The Lord Himself did not sit in the temple, or in the place of the scribes to deliver His message. He was concerned enough to mingle with worldly crowds. He spoke a language they could understand, and spoke it better than they did. The Palestinian Aramaic was the people’s language, Hebrew being limited to purely religious and academic occupations. One assembly of which we know meets at an early hour in the morning for the breaking of bread and edification of the believers (the day of rest not being synonymous with laziness), and opens its doors at 11:00 A.M. for the preaching of the Word. The preaching of the Word implies straightforward regular exposition of the Bible in order “that ye might believe that Jesus is the Christ, the Son of God; and that believing ye might have life through His name” (John 20:31). If God uses a man on account of his gift and his clarity in exposition, it would seem permissible for us to use him too, and to book him for two or three weeks at a stretch.

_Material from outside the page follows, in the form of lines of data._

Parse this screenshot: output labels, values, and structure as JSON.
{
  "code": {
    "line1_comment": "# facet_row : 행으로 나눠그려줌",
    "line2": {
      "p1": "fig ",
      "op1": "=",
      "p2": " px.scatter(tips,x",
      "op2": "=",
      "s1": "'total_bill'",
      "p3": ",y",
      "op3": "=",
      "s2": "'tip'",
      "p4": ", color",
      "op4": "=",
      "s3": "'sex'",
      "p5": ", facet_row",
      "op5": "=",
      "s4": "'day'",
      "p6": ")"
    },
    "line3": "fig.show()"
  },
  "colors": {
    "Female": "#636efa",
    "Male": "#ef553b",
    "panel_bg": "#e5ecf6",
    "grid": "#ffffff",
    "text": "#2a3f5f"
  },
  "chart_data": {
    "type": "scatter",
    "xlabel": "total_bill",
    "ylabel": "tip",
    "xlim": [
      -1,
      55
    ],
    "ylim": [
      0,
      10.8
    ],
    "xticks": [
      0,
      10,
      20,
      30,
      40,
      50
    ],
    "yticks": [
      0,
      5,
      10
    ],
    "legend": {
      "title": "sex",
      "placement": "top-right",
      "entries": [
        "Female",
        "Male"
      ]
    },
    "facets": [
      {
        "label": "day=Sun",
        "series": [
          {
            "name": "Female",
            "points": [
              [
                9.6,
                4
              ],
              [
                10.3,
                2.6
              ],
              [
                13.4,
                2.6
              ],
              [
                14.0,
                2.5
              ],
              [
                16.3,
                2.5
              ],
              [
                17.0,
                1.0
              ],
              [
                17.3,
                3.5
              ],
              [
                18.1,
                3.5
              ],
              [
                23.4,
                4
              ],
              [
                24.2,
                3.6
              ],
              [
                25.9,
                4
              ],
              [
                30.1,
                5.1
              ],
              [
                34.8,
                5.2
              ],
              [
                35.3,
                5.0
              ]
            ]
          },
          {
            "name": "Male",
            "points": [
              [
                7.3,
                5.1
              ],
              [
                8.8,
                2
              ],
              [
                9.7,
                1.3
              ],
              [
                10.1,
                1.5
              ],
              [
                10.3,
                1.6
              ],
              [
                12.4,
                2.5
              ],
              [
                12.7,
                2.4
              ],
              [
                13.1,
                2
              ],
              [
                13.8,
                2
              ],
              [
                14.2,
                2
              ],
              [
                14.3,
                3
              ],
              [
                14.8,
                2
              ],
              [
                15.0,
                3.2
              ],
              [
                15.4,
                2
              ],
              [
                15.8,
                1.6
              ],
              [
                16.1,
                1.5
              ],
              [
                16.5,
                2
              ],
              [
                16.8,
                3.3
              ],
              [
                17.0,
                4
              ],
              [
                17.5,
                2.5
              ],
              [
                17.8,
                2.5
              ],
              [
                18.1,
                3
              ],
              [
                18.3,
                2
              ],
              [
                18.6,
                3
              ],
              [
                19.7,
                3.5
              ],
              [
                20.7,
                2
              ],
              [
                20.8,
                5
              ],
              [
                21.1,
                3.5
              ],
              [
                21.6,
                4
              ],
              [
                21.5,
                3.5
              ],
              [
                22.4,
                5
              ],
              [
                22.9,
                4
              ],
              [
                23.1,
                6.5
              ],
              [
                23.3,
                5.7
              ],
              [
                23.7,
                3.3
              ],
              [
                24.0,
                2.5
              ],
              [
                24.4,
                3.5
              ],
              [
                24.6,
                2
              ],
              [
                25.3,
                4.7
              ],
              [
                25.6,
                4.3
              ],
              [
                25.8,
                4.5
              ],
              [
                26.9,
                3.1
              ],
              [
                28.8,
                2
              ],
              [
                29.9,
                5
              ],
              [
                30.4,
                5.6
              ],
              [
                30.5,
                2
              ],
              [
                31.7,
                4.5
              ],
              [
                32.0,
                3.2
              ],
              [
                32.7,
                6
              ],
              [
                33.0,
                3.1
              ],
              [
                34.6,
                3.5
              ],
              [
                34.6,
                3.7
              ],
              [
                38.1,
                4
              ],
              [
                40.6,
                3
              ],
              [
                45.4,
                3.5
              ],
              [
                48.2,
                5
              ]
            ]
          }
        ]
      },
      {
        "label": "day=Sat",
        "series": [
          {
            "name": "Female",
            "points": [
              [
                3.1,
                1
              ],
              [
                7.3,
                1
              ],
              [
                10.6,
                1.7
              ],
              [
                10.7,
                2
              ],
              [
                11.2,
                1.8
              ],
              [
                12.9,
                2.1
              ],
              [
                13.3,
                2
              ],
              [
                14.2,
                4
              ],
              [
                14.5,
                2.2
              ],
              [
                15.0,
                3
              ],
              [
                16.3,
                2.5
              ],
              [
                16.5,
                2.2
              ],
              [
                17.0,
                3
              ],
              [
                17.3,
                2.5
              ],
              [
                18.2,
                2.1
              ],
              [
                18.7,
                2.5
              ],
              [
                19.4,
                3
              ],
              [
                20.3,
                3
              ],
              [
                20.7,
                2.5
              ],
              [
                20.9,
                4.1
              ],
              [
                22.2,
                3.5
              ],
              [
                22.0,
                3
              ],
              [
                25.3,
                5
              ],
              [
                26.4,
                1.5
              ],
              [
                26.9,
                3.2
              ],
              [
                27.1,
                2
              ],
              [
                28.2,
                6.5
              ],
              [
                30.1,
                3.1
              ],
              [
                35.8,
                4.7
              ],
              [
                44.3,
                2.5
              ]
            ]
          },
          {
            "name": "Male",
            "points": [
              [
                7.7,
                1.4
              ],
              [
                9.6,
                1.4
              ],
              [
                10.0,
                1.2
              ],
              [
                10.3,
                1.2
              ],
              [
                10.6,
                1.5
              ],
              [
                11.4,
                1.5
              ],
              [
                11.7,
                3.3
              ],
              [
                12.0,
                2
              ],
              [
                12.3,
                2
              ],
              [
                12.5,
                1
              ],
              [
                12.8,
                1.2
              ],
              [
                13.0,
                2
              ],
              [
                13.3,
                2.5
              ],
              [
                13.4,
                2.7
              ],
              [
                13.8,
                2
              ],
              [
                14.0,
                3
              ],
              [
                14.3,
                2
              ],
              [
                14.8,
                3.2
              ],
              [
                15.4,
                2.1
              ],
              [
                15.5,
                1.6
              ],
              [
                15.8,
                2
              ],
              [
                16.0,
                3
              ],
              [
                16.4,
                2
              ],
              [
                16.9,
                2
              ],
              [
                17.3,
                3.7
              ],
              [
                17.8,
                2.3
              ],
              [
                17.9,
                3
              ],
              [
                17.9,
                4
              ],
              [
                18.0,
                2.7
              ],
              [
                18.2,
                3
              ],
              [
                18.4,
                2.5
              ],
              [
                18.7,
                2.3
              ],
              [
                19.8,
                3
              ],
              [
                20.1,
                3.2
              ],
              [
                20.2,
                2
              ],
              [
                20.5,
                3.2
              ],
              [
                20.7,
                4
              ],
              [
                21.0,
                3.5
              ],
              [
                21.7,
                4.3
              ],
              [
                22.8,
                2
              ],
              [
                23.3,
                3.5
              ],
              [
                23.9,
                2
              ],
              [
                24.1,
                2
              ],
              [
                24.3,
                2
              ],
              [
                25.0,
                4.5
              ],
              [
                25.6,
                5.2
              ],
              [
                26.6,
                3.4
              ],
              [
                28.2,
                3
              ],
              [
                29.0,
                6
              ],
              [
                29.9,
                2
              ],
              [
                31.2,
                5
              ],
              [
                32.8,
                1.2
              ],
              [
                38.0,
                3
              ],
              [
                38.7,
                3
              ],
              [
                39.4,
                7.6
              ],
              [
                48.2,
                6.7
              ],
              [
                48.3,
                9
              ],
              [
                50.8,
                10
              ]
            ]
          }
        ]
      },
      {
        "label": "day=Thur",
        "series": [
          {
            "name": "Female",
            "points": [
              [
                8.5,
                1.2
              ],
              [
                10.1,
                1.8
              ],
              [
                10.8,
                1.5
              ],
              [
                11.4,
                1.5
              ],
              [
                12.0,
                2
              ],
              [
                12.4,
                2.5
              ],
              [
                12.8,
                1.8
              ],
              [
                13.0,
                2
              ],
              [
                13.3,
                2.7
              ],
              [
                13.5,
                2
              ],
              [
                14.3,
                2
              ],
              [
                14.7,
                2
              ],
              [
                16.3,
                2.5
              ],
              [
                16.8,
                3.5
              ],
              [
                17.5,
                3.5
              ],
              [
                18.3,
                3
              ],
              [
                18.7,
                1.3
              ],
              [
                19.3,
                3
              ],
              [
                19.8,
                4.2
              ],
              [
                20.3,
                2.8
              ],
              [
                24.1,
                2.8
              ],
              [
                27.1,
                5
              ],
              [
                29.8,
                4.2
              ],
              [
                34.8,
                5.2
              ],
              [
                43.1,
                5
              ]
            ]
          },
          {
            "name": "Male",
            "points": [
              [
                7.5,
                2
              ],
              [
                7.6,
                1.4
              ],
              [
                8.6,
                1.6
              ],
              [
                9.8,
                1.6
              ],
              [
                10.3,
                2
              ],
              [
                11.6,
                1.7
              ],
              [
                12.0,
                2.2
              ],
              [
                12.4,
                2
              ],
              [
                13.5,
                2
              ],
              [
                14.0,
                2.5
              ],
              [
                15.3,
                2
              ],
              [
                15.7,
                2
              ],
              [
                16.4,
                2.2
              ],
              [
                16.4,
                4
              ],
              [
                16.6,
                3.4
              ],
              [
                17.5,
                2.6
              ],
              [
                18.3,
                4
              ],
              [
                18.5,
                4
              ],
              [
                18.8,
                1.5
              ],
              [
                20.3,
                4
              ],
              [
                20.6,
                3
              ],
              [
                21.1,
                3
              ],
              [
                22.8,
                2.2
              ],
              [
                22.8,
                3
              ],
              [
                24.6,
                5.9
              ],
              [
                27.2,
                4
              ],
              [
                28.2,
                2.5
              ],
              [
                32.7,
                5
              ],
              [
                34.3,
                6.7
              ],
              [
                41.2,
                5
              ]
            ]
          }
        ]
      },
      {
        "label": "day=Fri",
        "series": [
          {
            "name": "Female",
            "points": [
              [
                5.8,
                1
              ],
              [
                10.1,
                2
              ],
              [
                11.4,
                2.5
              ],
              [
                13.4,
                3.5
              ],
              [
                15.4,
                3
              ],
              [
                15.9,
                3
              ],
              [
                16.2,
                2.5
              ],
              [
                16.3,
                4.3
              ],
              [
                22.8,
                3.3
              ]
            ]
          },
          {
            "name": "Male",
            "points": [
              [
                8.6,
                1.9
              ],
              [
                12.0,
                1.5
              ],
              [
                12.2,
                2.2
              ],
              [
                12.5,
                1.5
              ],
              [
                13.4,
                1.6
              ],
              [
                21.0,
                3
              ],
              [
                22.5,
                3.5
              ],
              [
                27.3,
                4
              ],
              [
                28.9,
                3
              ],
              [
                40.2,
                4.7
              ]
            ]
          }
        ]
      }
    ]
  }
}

If the unsaved won’t come into the local assembly, when one realizes that most successful evangelistic work is carried out among the young, it would seem most efficacious to go where and when they are found. This may be coffee-bars, among cinema-goers at midnight on Saturday and Sunday, as was practiced at Lausanne, Switzerland, during a recent campaign, or it may be by dropping all normal evangelistic work for a few months and concentrating on door-to-door visitation. Our French young people sometimes study a Biblical answer to problems of a secular film such as “familylife”, and then prepare an appropriate tract which they distribute to cinema-goers as they leave after the film. A recent effort of this kind led to many scores of contacts and to many decisions.


“Go ye into all the world, and preach the Gospel” is a commandment, yet thoroughly disobeyed by a majority of the comfort-loving believers in the assemblies. If a young person hasn’t had a clear call to serve at home, it is evident from the commandment that he or she should be overseas. The missionary term may, in very many cases, be only one of four or five years in one’s own profession though exercising it elsewhere, or by a specialist using his technical skill in building, printing, or other fields to help the missionary to be free for the preaching of the Word. The fruits will be reaped not only by the overseas lands but by the young people themselves as they gain invaluable experience both in the missionary and local assembly spheres. Let no one talk of robbing the assemblies of their young folk, for many of them are given so little responsibility at home that they never develop beyond the infant stage of Christians.


The “Eau Vive Provence” Bible training community situated near Aix-en-Provence, in France, is developing practical short courses for those who wish to study the Word of God within a French context and are willing to turn their hands to all kinds of practical service and occupations. Each week a different Bible teacher will be in residence to share the Word with those present, and to encourage them as they get down to practical work in personal Biblical research. The purpose is that the participants might become fully committed members of their local Christian communities.


“Now ye are the body of Christ.” What a privilege, but what a sacred, solemn responsibility lies upon us all to act as becomes our individual calling. If we return to the Word itself, the true New Testament church is a wonderful concept as it displays the fullness of the reign of Christ.